If I am to break the magic 150km a week mark, I must do 30km every weekday. That means at least one "long" ride each day (hard core cycle nuts would probably piss themselves laughing at the thought of 20km being a "long" ride, but it's the best I can do in the time available between leaving work and having to do family stuff at home).
That means riding 5 days a week. If I am to crack the 200km mark, which seems to be an ever illusive mirage shimmering in the distance, then I must do two long rides per day, which means getting up before 6am and leaving the house before 6.30am. If some bastard at work has organised at 8am meeting, I have to depart even earlier.
Every day, the numbers keep going around and around as I cycle into work or return home. I do the calculation every time I get in the saddle - am I going to keep my average up at 30km today? Can I extend it and go past 150km this week? I'm feeling like crap - if I drop out early today, can I keep the average at the required level?

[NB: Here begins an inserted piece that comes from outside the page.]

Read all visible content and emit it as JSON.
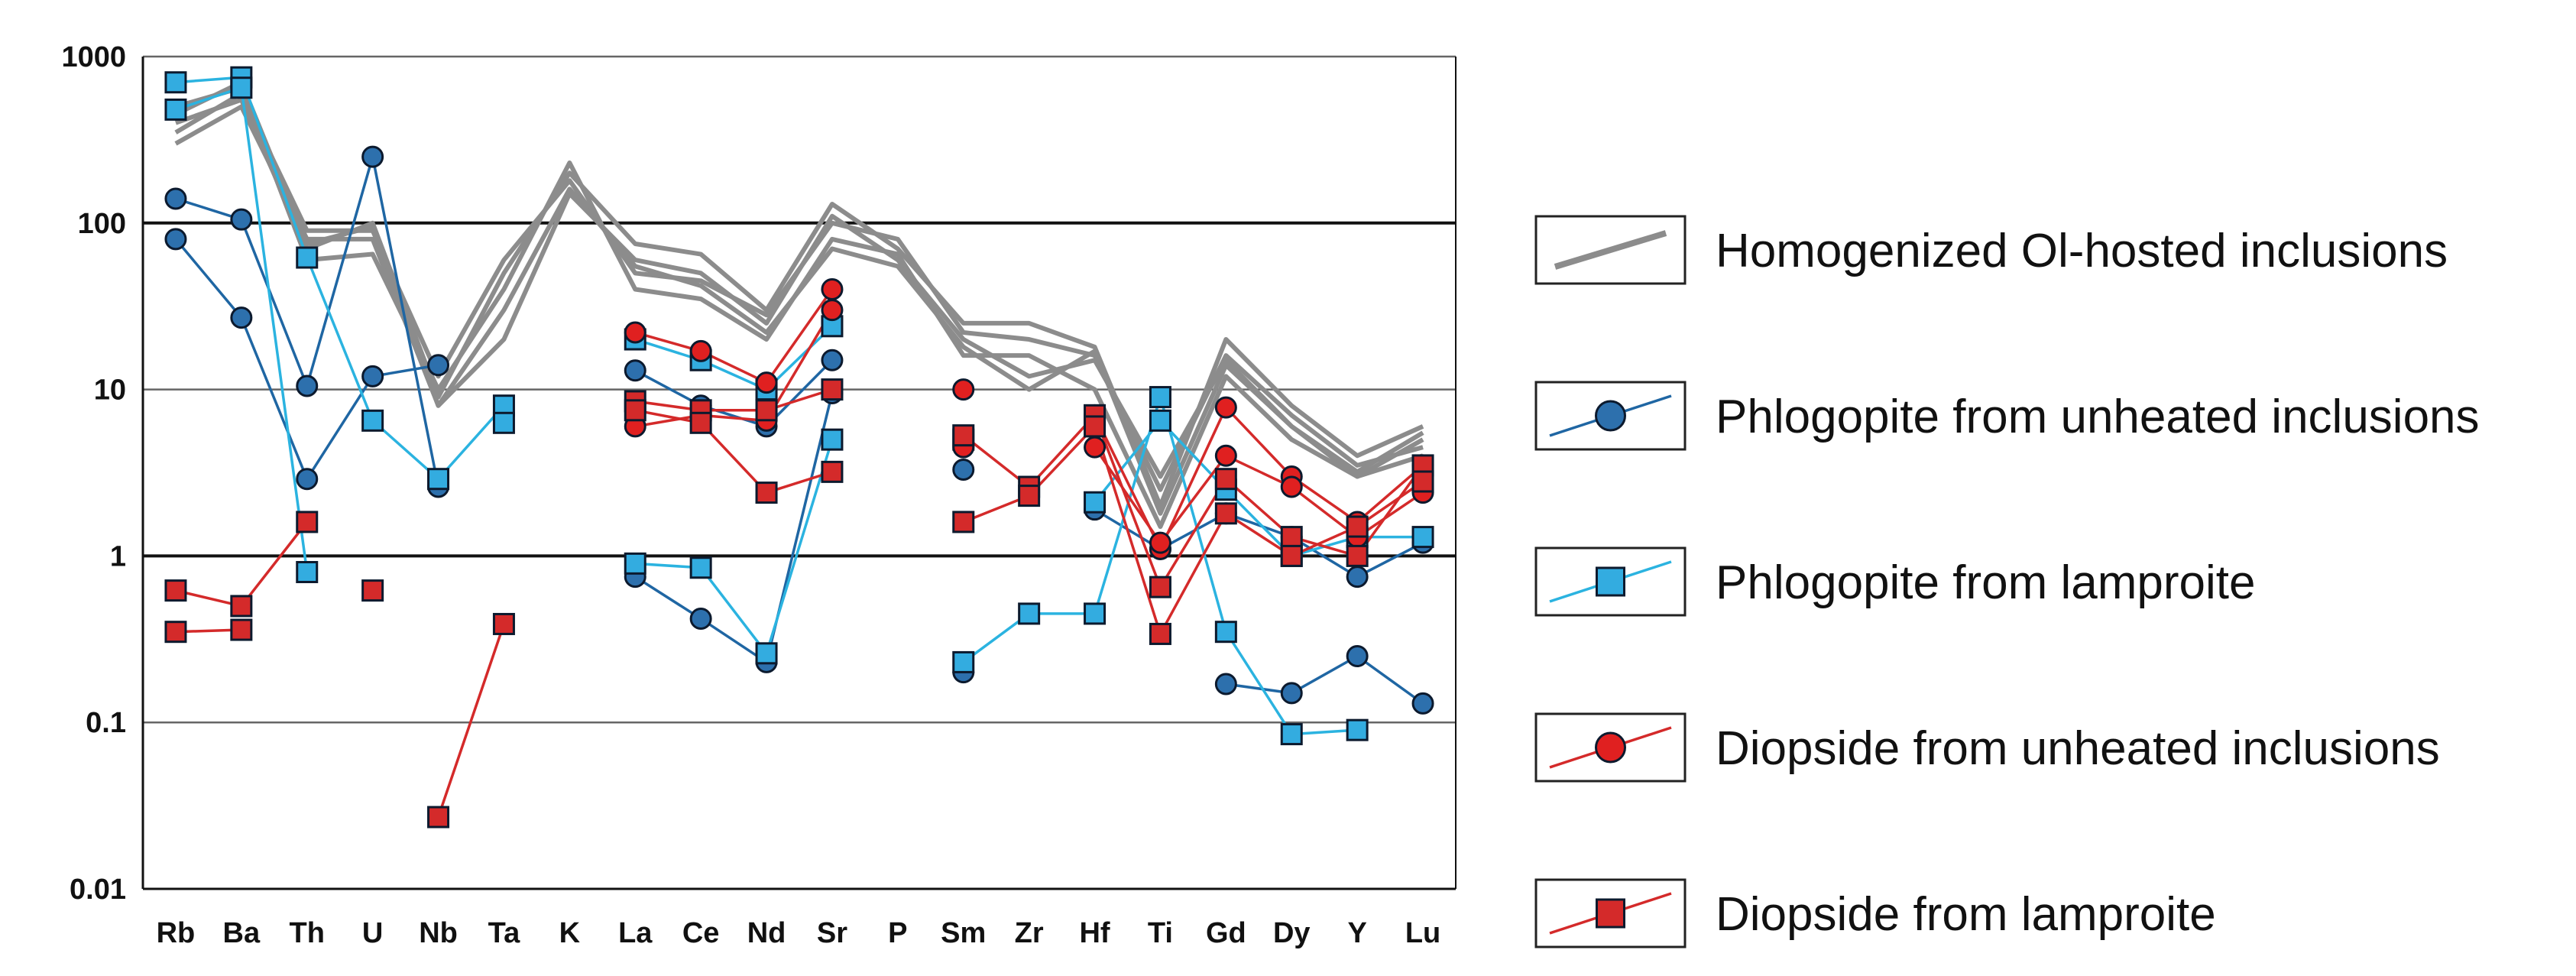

So far this year, I have hardly been able to make even the 150km mark. Some conspiracy of medical appointments or work scheduling restricts me to four days of riding. Punctures, mechanical failures and just plain bad weather leave me no option but to keep the ride distance to a minimum in order to get home in one piece. Muscle fatigue hasn't really been a problem this year, which has surprised me greatly.
Every 20km in the saddle represents about an hour of good, sustained exercise. So cracking the ton, or 160km, means 8 solid hours of exercise per week.

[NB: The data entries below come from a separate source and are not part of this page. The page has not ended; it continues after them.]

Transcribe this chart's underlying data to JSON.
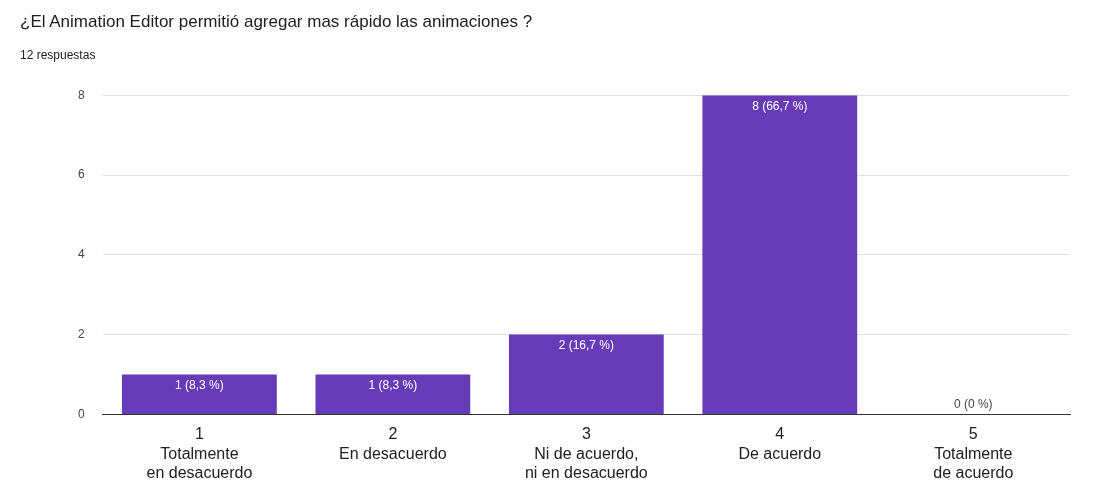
{
  "chart_data": {
    "type": "bar",
    "title": "¿El Animation Editor permitió agregar mas rápido las animaciones ?",
    "subtitle": "12 respuestas",
    "categories": [
      "1\nTotalmente\nen desacuerdo",
      "2\nEn desacuerdo",
      "3\nNi de acuerdo,\nni en desacuerdo",
      "4\nDe acuerdo",
      "5\nTotalmente\nde acuerdo"
    ],
    "values": [
      1,
      1,
      2,
      8,
      0
    ],
    "value_labels": [
      "1 (8,3 %)",
      "1 (8,3 %)",
      "2 (16,7 %)",
      "8 (66,7 %)",
      "0 (0 %)"
    ],
    "color": "#673ab7",
    "ylim": [
      0,
      8
    ],
    "yticks": [
      0,
      2,
      4,
      6,
      8
    ],
    "grid": "y",
    "legend": false
  }
}
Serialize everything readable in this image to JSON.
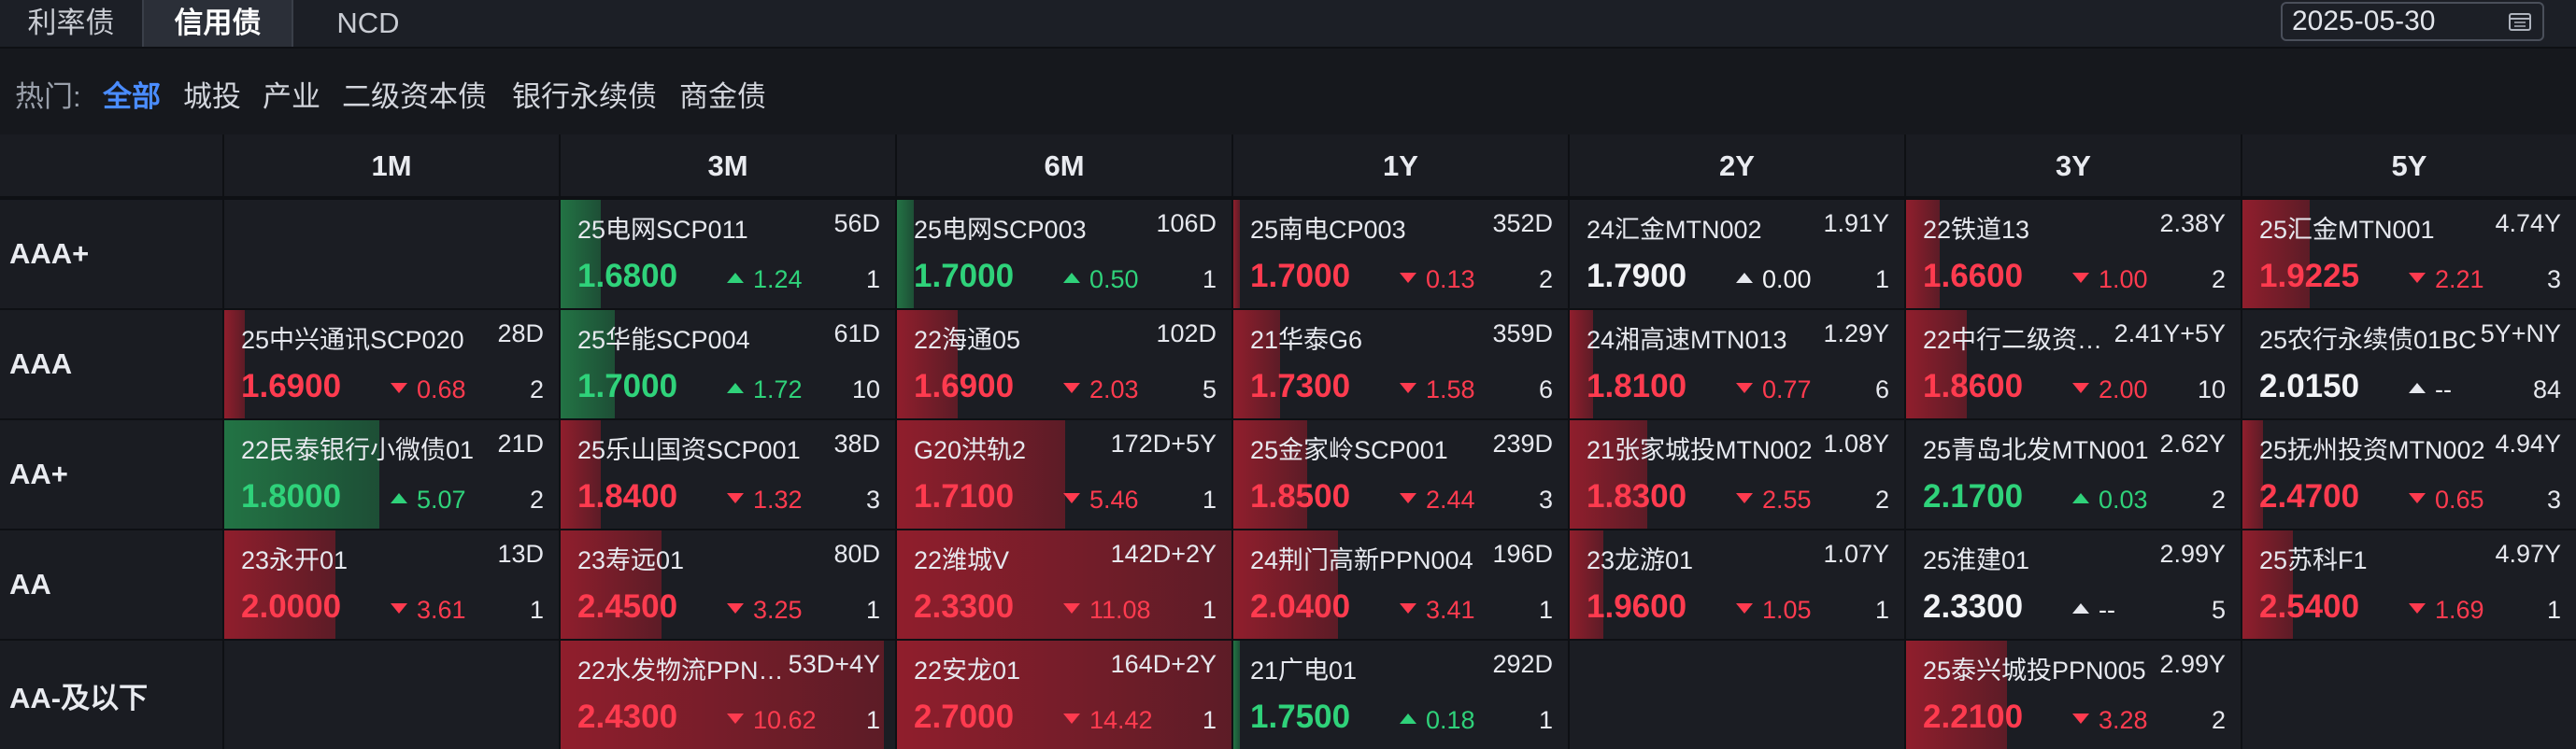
{
  "tabs": [
    {
      "label": "利率债"
    },
    {
      "label": "信用债"
    },
    {
      "label": "NCD"
    }
  ],
  "date": "2025-05-30",
  "filters": {
    "hot_label": "热门:",
    "chips": [
      "全部",
      "城投",
      "产业",
      "二级资本债",
      "银行永续债",
      "商金债"
    ],
    "active": "全部"
  },
  "terms": [
    "1M",
    "3M",
    "6M",
    "1Y",
    "2Y",
    "3Y",
    "5Y"
  ],
  "ratings": [
    "AAA+",
    "AAA",
    "AA+",
    "AA",
    "AA-及以下"
  ],
  "colors": {
    "up": "#ff3b4f",
    "down": "#2fd27a",
    "accent": "#4a8cff"
  },
  "cells": [
    [
      null,
      {
        "name": "25电网SCP011",
        "term": "56D",
        "yield": "1.6800",
        "change": "1.24",
        "dir": "down",
        "count": "1",
        "heat": 0.12
      },
      {
        "name": "25电网SCP003",
        "term": "106D",
        "yield": "1.7000",
        "change": "0.50",
        "dir": "down",
        "count": "1",
        "heat": 0.05
      },
      {
        "name": "25南电CP003",
        "term": "352D",
        "yield": "1.7000",
        "change": "0.13",
        "dir": "up",
        "count": "2",
        "heat": 0.02
      },
      {
        "name": "24汇金MTN002",
        "term": "1.91Y",
        "yield": "1.7900",
        "change": "0.00",
        "dir": "flat",
        "count": "1",
        "heat": 0
      },
      {
        "name": "22铁道13",
        "term": "2.38Y",
        "yield": "1.6600",
        "change": "1.00",
        "dir": "up",
        "count": "2",
        "heat": 0.1
      },
      {
        "name": "25汇金MTN001",
        "term": "4.74Y",
        "yield": "1.9225",
        "change": "2.21",
        "dir": "up",
        "count": "3",
        "heat": 0.2
      }
    ],
    [
      {
        "name": "25中兴通讯SCP020",
        "term": "28D",
        "yield": "1.6900",
        "change": "0.68",
        "dir": "up",
        "count": "2",
        "heat": 0.06
      },
      {
        "name": "25华能SCP004",
        "term": "61D",
        "yield": "1.7000",
        "change": "1.72",
        "dir": "down",
        "count": "10",
        "heat": 0.16
      },
      {
        "name": "22海通05",
        "term": "102D",
        "yield": "1.6900",
        "change": "2.03",
        "dir": "up",
        "count": "5",
        "heat": 0.18
      },
      {
        "name": "21华泰G6",
        "term": "359D",
        "yield": "1.7300",
        "change": "1.58",
        "dir": "up",
        "count": "6",
        "heat": 0.14
      },
      {
        "name": "24湘高速MTN013",
        "term": "1.29Y",
        "yield": "1.8100",
        "change": "0.77",
        "dir": "up",
        "count": "6",
        "heat": 0.07
      },
      {
        "name": "22中行二级资…",
        "term": "2.41Y+5Y",
        "yield": "1.8600",
        "change": "2.00",
        "dir": "up",
        "count": "10",
        "heat": 0.18
      },
      {
        "name": "25农行永续债01BC",
        "term": "5Y+NY",
        "yield": "2.0150",
        "change": "--",
        "dir": "flat",
        "count": "84",
        "heat": 0
      }
    ],
    [
      {
        "name": "22民泰银行小微债01",
        "term": "21D",
        "yield": "1.8000",
        "change": "5.07",
        "dir": "down",
        "count": "2",
        "heat": 0.46
      },
      {
        "name": "25乐山国资SCP001",
        "term": "38D",
        "yield": "1.8400",
        "change": "1.32",
        "dir": "up",
        "count": "3",
        "heat": 0.12
      },
      {
        "name": "G20洪轨2",
        "term": "172D+5Y",
        "yield": "1.7100",
        "change": "5.46",
        "dir": "up",
        "count": "1",
        "heat": 0.5
      },
      {
        "name": "25金家岭SCP001",
        "term": "239D",
        "yield": "1.8500",
        "change": "2.44",
        "dir": "up",
        "count": "3",
        "heat": 0.22
      },
      {
        "name": "21张家城投MTN002",
        "term": "1.08Y",
        "yield": "1.8300",
        "change": "2.55",
        "dir": "up",
        "count": "2",
        "heat": 0.23
      },
      {
        "name": "25青岛北发MTN001",
        "term": "2.62Y",
        "yield": "2.1700",
        "change": "0.03",
        "dir": "down",
        "count": "2",
        "heat": 0
      },
      {
        "name": "25抚州投资MTN002",
        "term": "4.94Y",
        "yield": "2.4700",
        "change": "0.65",
        "dir": "up",
        "count": "3",
        "heat": 0.06
      }
    ],
    [
      {
        "name": "23永开01",
        "term": "13D",
        "yield": "2.0000",
        "change": "3.61",
        "dir": "up",
        "count": "1",
        "heat": 0.33
      },
      {
        "name": "23寿远01",
        "term": "80D",
        "yield": "2.4500",
        "change": "3.25",
        "dir": "up",
        "count": "1",
        "heat": 0.3
      },
      {
        "name": "22潍城V",
        "term": "142D+2Y",
        "yield": "2.3300",
        "change": "11.08",
        "dir": "up",
        "count": "1",
        "heat": 1.0
      },
      {
        "name": "24荆门高新PPN004",
        "term": "196D",
        "yield": "2.0400",
        "change": "3.41",
        "dir": "up",
        "count": "1",
        "heat": 0.31
      },
      {
        "name": "23龙游01",
        "term": "1.07Y",
        "yield": "1.9600",
        "change": "1.05",
        "dir": "up",
        "count": "1",
        "heat": 0.1
      },
      {
        "name": "25淮建01",
        "term": "2.99Y",
        "yield": "2.3300",
        "change": "--",
        "dir": "flat",
        "count": "5",
        "heat": 0
      },
      {
        "name": "25苏科F1",
        "term": "4.97Y",
        "yield": "2.5400",
        "change": "1.69",
        "dir": "up",
        "count": "1",
        "heat": 0.15
      }
    ],
    [
      null,
      {
        "name": "22水发物流PPN…",
        "term": "53D+4Y",
        "yield": "2.4300",
        "change": "10.62",
        "dir": "up",
        "count": "1",
        "heat": 0.96
      },
      {
        "name": "22安龙01",
        "term": "164D+2Y",
        "yield": "2.7000",
        "change": "14.42",
        "dir": "up",
        "count": "1",
        "heat": 1.0
      },
      {
        "name": "21广电01",
        "term": "292D",
        "yield": "1.7500",
        "change": "0.18",
        "dir": "down",
        "count": "1",
        "heat": 0.02
      },
      null,
      {
        "name": "25泰兴城投PPN005",
        "term": "2.99Y",
        "yield": "2.2100",
        "change": "3.28",
        "dir": "up",
        "count": "2",
        "heat": 0.3
      },
      null
    ]
  ]
}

I can't get over the fact that various government agencies are still promoting the idea of half an hour of moderate exercise a couple of times per week. I work my arse off making 160km, and the waistline barely shrinks. I presume that the agencies are worried that if they tell people they need to do 2 solid hours of hard exercise per day, it will scare everyone off exercise for good.
Face it, 50 years ago, most of us would have been doing a hell of a lot more exercise than we are now. Even if I do 90 solid minutes per day, I am probably doing less than half of what someone like me would have been doing in say 1935. As a nation, we've largely forgotten what hard work involves, having mechanised just about every possible chore. Even farming has gone soft, thanks to chainsaws, things that help with fencing, tractors with lots of hydraulics and bulk loading. Imagine having to do everything with an axe, shovel and horse.
Ugh. The easier we make our lives, the harder we have to work to stay in shape.